Mit ihrer ganz eigenen Haltung aus Offenheit, Respekt, Wärme und Akzeptanz
ist ihr so eine äußerst authentische Reportage gelungen. „Im Zeitalter von
generischer KI hat das natürlich noch mal einen besonderen Wert“, sagt
Katharina Bosse. „Und umsetzen konnte ich das nur, weil ich ein Sabbatical
genommen hatte.“

„The Adventures of Larry Long“ waren für die HSBI-Professorin gleichsam
ein Throwback in die Zeit der Jahrtausendwende. „Da habe ich in New York
gelebt und war ziemlich erfolgreich mit meiner Reportagefotografie“, sagt
Bosse. Sie veröffentlichte ihre Bilder im New Yorker und dem New York
Times Magazine und stellte aus im Museum of Modern Art und der Mary Boone
Gallery. „Zu der Zeit war ich auch in queeren Trendbars unterwegs, schon
weil man dort als junge Frau nicht ständig angebaggert wurde, und habe
viele Drag-Performances gesehen.“ 2003 erschien ihr Buch „New Burlesque“ –
das erste überhaupt, das sich speziell mit diesem Thema beschäftigte.
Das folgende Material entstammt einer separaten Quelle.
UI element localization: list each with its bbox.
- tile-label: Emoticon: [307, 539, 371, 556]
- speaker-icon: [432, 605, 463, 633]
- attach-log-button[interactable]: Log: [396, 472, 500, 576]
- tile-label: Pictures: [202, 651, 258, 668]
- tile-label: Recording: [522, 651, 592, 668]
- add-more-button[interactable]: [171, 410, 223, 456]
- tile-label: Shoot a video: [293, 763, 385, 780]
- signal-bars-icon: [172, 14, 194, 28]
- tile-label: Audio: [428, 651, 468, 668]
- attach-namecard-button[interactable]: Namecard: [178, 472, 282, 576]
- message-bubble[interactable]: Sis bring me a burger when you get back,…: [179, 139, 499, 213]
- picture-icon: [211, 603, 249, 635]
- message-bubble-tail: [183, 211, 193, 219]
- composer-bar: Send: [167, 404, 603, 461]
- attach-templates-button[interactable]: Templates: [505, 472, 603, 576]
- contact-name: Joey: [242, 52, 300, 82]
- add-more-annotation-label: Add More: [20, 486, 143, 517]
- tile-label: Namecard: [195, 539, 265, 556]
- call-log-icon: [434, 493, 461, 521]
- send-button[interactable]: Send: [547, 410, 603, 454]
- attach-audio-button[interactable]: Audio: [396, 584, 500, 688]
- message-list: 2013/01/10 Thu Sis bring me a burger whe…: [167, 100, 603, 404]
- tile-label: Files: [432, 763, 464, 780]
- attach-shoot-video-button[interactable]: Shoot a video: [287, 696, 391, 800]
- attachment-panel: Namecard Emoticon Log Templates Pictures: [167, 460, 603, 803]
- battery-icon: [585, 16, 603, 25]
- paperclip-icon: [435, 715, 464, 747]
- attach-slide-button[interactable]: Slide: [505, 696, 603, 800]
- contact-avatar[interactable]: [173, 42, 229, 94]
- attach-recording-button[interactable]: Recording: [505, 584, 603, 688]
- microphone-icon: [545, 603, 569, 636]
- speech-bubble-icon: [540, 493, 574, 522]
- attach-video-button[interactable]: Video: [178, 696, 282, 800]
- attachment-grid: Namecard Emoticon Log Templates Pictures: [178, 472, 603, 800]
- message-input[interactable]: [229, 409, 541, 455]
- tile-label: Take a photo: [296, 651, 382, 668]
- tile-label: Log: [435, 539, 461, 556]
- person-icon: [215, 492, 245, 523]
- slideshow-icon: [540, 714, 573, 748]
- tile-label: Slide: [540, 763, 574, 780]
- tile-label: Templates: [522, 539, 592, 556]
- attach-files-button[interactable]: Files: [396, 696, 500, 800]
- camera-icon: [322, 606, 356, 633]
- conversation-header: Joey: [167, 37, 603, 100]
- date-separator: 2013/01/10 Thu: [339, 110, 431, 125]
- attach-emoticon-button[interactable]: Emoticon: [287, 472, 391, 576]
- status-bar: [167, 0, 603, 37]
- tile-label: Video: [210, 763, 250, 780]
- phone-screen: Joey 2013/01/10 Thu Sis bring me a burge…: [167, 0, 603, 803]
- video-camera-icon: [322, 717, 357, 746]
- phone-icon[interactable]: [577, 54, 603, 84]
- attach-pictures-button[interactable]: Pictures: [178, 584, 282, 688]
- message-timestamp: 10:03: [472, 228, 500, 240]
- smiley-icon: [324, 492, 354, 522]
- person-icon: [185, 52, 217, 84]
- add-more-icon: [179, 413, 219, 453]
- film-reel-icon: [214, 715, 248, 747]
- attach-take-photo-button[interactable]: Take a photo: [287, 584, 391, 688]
Das Engagement für feministische und queere Sichtbarkeit trägt Früchte

In eben jenes Jahr fiel dann auch ihre Berufung zur Professorin in
Bielefeld, wo sie ihren feministischen Diskurs rund um Queerness und
Genderzeichen fortsetzte. So ist letztlich auch der Kunstraum Elsa ein
Stück East Village, das in Bielefeld eine ganz eigene Gestalt angenommen
hat. „New York war für mich Heimat, genau wie es Bielefeld jetzt ist, doch
ein solcher Ort hat mir hier gefehlt“, sagt Katharina Bosse. „Die
Förderung des Frauenanteils in der Kunst und das Ausbauen von Netzwerken
sind dabei ein zentraler Bestandteil der Arbeit.“

Mit der Einladung zur diesjährigen Kulturgala trägt dieses Engagement nun
Früchte – und das sorgt überall in der Stadt für Sichtbarkeit. Denn auf
dem Plakat zur Veranstaltung sieht man niemand anderen als: Larry Long.